Globalleşen çağımıza inat; biz hala, doğruyu yanlış, yanlışı da doğru olarak benimsemeye devam ediyoruz.
Nerden bu kanıya vardın derseniz, Orduspor hakkında sezon başında bir şeyler söylemiştim. Hatırlayanlarınız vardır elbet.
Şimdi o günlere dönmek kimseye bir yarar sağlamaz ve ben biliyordum, benim dediğime gelindi gibi ucuz söylemleri kişilik olarak zaten benimsemediğimden dolayı, bütün Ordu halkına geçmiş olsun temennilerimi sunuyorum, bir futbolsever olarak bu son gelişmelerden dolayı.

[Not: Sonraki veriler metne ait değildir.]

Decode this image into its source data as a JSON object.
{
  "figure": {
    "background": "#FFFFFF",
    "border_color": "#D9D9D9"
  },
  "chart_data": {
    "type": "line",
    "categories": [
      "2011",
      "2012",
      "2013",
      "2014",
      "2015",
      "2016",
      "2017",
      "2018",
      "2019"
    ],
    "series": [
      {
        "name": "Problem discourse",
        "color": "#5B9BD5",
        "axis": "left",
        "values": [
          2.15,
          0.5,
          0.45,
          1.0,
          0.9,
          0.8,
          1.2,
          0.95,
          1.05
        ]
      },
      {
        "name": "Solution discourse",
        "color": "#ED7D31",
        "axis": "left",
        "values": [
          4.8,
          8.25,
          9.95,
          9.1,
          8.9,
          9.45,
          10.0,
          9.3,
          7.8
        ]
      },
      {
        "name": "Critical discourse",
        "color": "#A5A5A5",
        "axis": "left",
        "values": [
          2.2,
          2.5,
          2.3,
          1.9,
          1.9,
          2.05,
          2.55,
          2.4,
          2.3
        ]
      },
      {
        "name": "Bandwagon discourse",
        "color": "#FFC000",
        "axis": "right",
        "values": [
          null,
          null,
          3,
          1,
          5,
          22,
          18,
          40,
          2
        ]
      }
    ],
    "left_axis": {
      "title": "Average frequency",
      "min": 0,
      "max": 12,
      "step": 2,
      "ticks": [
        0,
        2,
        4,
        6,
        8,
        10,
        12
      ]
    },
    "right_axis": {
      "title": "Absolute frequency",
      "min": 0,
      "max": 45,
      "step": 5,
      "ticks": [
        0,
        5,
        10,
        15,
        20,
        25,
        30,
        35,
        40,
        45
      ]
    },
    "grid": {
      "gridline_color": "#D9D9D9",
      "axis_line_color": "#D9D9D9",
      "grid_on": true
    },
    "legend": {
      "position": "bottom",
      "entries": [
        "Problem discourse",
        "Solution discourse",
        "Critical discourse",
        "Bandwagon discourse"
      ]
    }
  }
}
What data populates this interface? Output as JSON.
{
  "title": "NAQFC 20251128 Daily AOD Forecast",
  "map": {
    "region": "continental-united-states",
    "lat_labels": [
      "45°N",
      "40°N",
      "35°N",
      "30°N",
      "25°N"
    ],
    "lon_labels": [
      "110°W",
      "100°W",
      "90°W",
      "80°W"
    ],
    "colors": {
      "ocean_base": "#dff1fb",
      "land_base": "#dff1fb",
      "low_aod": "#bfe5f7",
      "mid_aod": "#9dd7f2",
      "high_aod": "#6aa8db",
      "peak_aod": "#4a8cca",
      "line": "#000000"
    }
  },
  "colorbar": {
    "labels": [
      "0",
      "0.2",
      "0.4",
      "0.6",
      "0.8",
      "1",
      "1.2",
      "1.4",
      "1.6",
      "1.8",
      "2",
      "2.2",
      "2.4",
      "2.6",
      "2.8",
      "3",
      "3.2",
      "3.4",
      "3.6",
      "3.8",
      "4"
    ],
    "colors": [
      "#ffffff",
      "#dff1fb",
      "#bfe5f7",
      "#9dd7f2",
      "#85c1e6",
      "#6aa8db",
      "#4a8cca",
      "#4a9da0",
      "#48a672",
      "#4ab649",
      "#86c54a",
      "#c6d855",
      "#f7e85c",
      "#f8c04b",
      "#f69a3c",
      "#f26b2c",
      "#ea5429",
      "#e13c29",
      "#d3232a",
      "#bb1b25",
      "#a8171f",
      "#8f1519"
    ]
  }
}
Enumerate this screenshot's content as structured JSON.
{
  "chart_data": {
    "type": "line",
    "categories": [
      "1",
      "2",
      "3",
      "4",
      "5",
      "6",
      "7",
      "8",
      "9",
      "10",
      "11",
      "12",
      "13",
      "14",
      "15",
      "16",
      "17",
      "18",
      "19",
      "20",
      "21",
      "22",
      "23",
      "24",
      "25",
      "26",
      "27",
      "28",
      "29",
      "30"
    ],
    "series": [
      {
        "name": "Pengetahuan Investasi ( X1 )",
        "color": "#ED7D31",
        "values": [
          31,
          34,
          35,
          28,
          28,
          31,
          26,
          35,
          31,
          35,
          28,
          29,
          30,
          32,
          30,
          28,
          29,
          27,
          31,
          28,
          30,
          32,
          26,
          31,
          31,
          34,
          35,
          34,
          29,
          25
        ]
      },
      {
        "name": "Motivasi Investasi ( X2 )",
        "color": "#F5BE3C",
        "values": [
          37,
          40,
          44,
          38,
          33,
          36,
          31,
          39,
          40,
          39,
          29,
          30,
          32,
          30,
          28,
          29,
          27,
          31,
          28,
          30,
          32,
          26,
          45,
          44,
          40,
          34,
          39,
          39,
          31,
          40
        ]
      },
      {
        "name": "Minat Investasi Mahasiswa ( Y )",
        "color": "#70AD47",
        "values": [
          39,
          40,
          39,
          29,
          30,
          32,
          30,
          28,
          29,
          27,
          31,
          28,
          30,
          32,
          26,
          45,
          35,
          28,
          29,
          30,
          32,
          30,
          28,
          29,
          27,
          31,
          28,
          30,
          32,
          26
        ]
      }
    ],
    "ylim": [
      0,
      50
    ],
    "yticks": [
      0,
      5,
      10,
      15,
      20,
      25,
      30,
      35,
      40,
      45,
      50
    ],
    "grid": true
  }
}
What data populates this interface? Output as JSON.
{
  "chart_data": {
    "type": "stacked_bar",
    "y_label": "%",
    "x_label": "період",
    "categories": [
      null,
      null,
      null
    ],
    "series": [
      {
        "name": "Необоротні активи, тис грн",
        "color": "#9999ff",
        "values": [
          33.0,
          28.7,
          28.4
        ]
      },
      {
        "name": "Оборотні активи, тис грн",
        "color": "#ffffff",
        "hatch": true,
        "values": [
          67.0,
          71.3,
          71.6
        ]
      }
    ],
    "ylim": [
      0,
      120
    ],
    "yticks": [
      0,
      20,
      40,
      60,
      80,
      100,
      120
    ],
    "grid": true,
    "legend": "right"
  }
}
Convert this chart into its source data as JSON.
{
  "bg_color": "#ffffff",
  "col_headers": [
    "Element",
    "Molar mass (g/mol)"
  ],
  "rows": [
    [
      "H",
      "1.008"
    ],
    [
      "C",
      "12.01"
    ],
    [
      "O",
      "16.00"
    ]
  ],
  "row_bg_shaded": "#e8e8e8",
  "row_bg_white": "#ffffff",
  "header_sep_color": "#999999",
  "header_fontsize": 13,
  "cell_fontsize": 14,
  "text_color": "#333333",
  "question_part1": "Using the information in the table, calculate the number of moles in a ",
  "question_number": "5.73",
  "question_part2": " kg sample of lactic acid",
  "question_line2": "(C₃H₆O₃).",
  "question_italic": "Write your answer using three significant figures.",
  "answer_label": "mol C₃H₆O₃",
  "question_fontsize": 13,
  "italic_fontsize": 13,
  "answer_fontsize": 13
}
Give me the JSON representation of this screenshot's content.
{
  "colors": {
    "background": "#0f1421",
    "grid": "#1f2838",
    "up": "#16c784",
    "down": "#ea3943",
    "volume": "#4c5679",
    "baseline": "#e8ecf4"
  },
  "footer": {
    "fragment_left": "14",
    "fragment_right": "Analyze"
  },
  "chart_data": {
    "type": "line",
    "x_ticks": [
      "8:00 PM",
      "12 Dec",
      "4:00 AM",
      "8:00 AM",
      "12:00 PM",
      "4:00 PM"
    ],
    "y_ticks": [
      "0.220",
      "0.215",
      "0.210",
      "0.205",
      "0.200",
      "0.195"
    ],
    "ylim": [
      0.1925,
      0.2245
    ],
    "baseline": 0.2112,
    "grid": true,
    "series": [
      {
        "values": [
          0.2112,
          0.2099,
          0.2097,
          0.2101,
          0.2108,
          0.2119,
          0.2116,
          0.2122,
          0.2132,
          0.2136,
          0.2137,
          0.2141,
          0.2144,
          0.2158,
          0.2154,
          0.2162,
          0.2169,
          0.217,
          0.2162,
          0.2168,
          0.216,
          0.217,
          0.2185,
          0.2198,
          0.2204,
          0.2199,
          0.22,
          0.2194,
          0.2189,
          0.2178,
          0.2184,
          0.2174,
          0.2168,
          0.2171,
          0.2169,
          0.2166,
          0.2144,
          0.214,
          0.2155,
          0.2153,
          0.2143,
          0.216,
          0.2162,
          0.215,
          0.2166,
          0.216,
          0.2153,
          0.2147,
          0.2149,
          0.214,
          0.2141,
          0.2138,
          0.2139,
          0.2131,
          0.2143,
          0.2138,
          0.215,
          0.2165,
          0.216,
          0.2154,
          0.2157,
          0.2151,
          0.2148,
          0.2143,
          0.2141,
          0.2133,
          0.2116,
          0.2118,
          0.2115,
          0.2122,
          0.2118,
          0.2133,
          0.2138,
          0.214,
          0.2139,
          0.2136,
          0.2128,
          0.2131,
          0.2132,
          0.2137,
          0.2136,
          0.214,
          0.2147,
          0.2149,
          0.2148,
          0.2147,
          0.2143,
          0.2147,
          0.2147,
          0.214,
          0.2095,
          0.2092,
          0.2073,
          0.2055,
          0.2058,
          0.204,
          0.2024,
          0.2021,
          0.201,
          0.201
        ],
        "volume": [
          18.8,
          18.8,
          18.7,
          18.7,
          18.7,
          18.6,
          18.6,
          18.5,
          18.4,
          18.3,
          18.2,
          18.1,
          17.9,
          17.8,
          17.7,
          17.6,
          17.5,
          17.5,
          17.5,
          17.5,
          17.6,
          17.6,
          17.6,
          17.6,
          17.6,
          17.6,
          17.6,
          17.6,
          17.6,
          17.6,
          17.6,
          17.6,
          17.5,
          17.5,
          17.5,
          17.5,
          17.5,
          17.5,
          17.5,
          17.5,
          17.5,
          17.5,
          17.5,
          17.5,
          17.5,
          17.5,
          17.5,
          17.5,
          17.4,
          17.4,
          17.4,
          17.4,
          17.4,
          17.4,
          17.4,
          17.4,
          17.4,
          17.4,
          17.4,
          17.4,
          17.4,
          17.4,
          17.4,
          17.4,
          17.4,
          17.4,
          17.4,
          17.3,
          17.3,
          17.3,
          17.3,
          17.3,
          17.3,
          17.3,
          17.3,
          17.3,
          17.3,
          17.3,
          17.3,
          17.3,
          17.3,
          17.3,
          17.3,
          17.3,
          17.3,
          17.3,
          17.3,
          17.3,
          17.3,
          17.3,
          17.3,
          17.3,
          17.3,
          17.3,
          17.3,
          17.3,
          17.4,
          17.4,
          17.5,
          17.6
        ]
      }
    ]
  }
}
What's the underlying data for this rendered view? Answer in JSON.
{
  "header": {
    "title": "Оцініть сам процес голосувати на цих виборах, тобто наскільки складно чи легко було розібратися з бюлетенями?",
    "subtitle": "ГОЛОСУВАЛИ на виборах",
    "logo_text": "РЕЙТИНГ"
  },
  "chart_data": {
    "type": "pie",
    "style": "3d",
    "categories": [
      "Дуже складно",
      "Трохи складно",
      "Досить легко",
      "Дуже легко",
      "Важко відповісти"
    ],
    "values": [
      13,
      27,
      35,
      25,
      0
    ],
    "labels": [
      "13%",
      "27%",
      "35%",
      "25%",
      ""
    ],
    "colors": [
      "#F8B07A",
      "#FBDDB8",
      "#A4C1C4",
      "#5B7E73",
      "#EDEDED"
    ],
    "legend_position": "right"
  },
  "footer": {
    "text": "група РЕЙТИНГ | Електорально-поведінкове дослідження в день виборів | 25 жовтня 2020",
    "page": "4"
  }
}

Sezon başı sayın başkan Nedim Türkmen şöyle bir demeç vermişti yanılmıyorsam!
‘’ Şampiyonluk hiçte hayal değil ‘’…
Evet, sevgili başkan o gün tatlı bir rüyanın içinde, belki de Hector Cuper ile şampiyonluğun garanti olduğunu düşünmüştü, o günlerde.
Oysa başkanın unuttuğu bir şey vardı!
O da, mesele dünya çapında bir hocayı takımın başına getirmek değil, asıl mesele; o hocaya teslim edilen takımın altını ve üstünü doğru hamlelerle doldurabilmekti.
Ki o günlerde Sayın Cuper’in oyun sistemiyle Orduspor’un geleceğinin asla aydınlıklara çıkmayacağını belirten biri olarak, haklı çıkmanın üzüntüsünü yaşıyorum şu an içten içe.
Bir futbolsever olarak, bir Karadenizli olarak, bir Trabzonsporlu olarak bugün gerçekten üzülüyorum…
Futbol dünyamızdaki kurumsallaşamamanın fotoğrafı olduğu için üzülüyorum, Orduspor’a!
Ve asıl beni, bütün Karadeniz takımlarındaki şu iç hasetin varoluşu çok üzülüyor aslında.
Hemen her Karadeniz takımında ‘’ hep bir Trabzonspor ile boy ölçüşme, Trabzonspor’la bizlerin asla bilmediği bir hesabı kapama hırsı var gibi bir iç çekişme hali var ‘’ ve bu durum asla Trabzonspor’a zarar vermediği gibi, genelde bu takımlarımıza zarar veriyor oysa.
Hoş Karadeniz takımları ne kadar başarılı olursa Trabzonspor’un şampiyon olma şansı o kadar yüksek denilmekteydi yıllardır, lakin ben bu görüşe pek önem vermiyorum.
Hep şunu derim, başarılı olmak için yereli bir anda silip atmayacaksınız.
Başarılı olmak için kent sadece kendi camiasıyla bütünleşebilmeli.
Trabzonspor olmak için önce Trabzonspor gibi o kentte sadece takımınıza ilgi duymalısınız.
Orduspor ve onun ayarında olan takımlarınızın başkan ya-da yöneticilerinin birçoğu hep büyük bir takımın kongre üyesidir.
Hal böyle olunca halk İstanbul takımlarına daha çok ilgi duymakta.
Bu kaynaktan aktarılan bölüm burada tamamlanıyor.